Table of Contents
- L’appel à l’aide des assistantes sociales
- Des demandes légitimes face à des besoins croissants
- Les conséquences de l’absence de ressources suffisantes
- Réponses de la direction des HUG
- Une situation préoccupante pour l’avenir
L’appel à l’aide des assistantes sociales
Au cœur de Genève, une mobilisation marquante s’est tenue cette semaine devant les Hôpitaux universitaires de Genève (HUG), où une vingtaine d’assistantes sociales ont exprimé leur détresse face à un manque critique d’effectifs. Réunies sous la bannière du syndicat Avenir syndical, elles ont lancé un cri du cœur : « SOS, assistantes sociales en détresse ! »
Des demandes légitimes face à des besoins croissants
Les assistantes sociales réclament l’octroi immédiat d’au moins cinq nouveaux postes pour faire face à une charge de travail de plus en plus lourde. En effet, selon Yves Mugny, secrétaire syndical, « seul un poste supplémentaire est prévu dans un avenir proche, ce qui ne répond pas aux besoins d’une population en pleine fragilisation. » Au fil des mois, ces professionnelles ont vu leurs conditions de travail se détériorer, ne pouvant plus offrir le soutien nécessaire à des patients souvent isolés et vulnérables.
Les conséquences de l’absence de ressources suffisantes
Le manque de personnel entraîne des situations précaires : de nombreux patients retournent chez eux sans soutien adéquat et certains ne reçoivent pas les aides sociales qui leur sont dues. « Des solutions éphémères » comme l recourir aux intérimaires ne font qu’aggraver la situation. En plus de cela, les assistantes sociales se retrouvent souvent dans des locaux inadaptés, peu sécurisés, ce qui a déjà conduit à des agressions, mettant ainsi leur sécurité en péril.

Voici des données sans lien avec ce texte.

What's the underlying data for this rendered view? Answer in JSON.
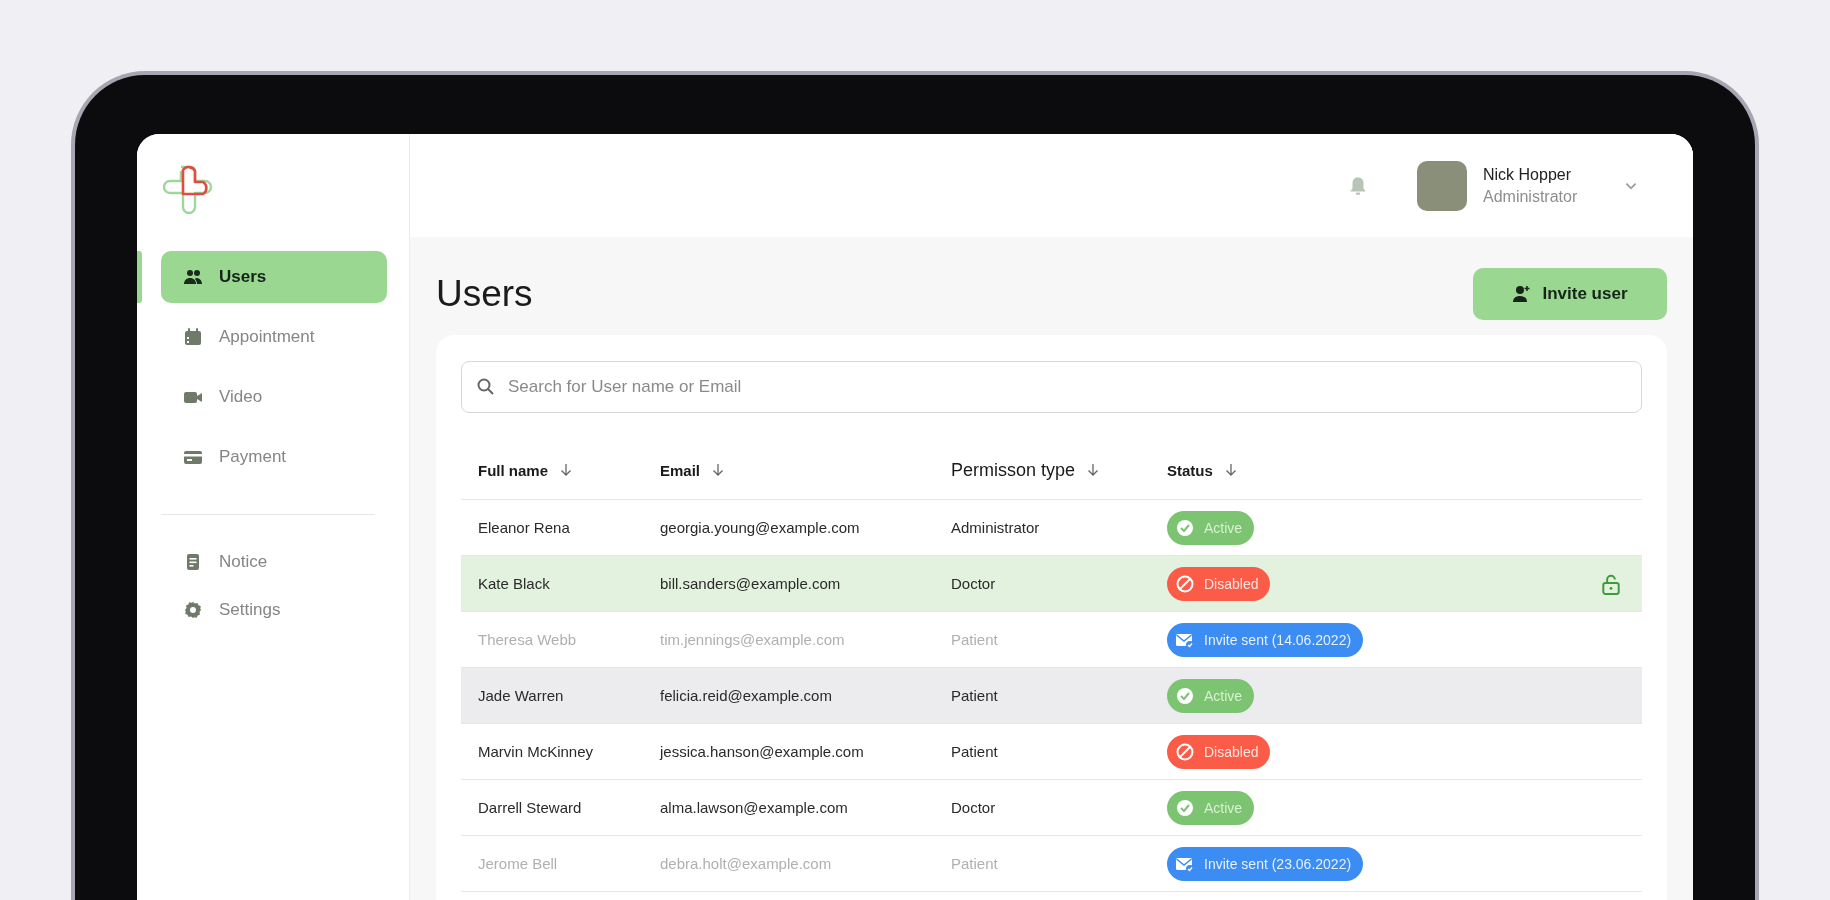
{
  "sidebar": {
    "items": [
      {
        "label": "Users",
        "kind": "users",
        "selected": true
      },
      {
        "label": "Appointment",
        "kind": "calendar",
        "selected": false
      },
      {
        "label": "Video",
        "kind": "video",
        "selected": false
      },
      {
        "label": "Payment",
        "kind": "card",
        "selected": false
      }
    ],
    "bottom_items": [
      {
        "label": "Notice",
        "kind": "note",
        "selected": false
      },
      {
        "label": "Settings",
        "kind": "gear",
        "selected": false
      }
    ]
  },
  "header": {
    "user": {
      "name": "Nick Hopper",
      "role": "Administrator"
    }
  },
  "page": {
    "title": "Users",
    "invite_button": "Invite user"
  },
  "search": {
    "placeholder": "Search for User name or Email"
  },
  "table": {
    "columns": [
      "Full name",
      "Email",
      "Permisson type",
      "Status"
    ],
    "rows": [
      {
        "name": "Eleanor Rena",
        "email": "georgia.young@example.com",
        "permission": "Administrator",
        "status": "Active",
        "kind": "active",
        "selected": false,
        "hovered": false,
        "dimmed": false
      },
      {
        "name": "Kate Black",
        "email": "bill.sanders@example.com",
        "permission": "Doctor",
        "status": "Disabled",
        "kind": "disabled",
        "selected": true,
        "hovered": false,
        "dimmed": false
      },
      {
        "name": "Theresa Webb",
        "email": "tim.jennings@example.com",
        "permission": "Patient",
        "status": "Invite sent (14.06.2022)",
        "kind": "invited",
        "selected": false,
        "hovered": false,
        "dimmed": true
      },
      {
        "name": "Jade Warren",
        "email": "felicia.reid@example.com",
        "permission": "Patient",
        "status": "Active",
        "kind": "active",
        "selected": false,
        "hovered": true,
        "dimmed": false
      },
      {
        "name": "Marvin McKinney",
        "email": "jessica.hanson@example.com",
        "permission": "Patient",
        "status": "Disabled",
        "kind": "disabled",
        "selected": false,
        "hovered": false,
        "dimmed": false
      },
      {
        "name": "Darrell Steward",
        "email": "alma.lawson@example.com",
        "permission": "Doctor",
        "status": "Active",
        "kind": "active",
        "selected": false,
        "hovered": false,
        "dimmed": false
      },
      {
        "name": "Jerome Bell",
        "email": "debra.holt@example.com",
        "permission": "Patient",
        "status": "Invite sent (23.06.2022)",
        "kind": "invited",
        "selected": false,
        "hovered": false,
        "dimmed": true
      }
    ]
  }
}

Réponses de la direction des HUG
En réponse à ces préoccupations, le service de communication des HUG a déclaré que l’effectif d’assistantes sociales n’a pas diminué depuis 2015, passant de 61,75 à 69,90. Cependant, ils reconnaissent la nécessité d’une réévaluation qui sera finalisée d’ici novembre, promettant que si des besoins sont identifiés en cours de route, des postes supplémentaires seront ouverts sans délai. En matière de sécurité, des systèmes d’alerte devraient être mis en place pour les situations d’agression.
Une situation préoccupante pour l’avenir
Alors que l’analyse de l’organisation du service social des HUG se poursuit, les assistantes sociales espèrent que leur mobilisation n’est que le début d’un changement significatif. Les revendications qu’elles expriment ne portent pas seulement sur des chiffres, mais touchent directement à la qualité des soins et de l’accompagnement que reçoivent les patients en situation de vulnérabilité. La santé et le bien-être de ces derniers dépendent d’un soutien social solide, d’une priorité qui doit bientôt s’imposer dans le débat public à Genève.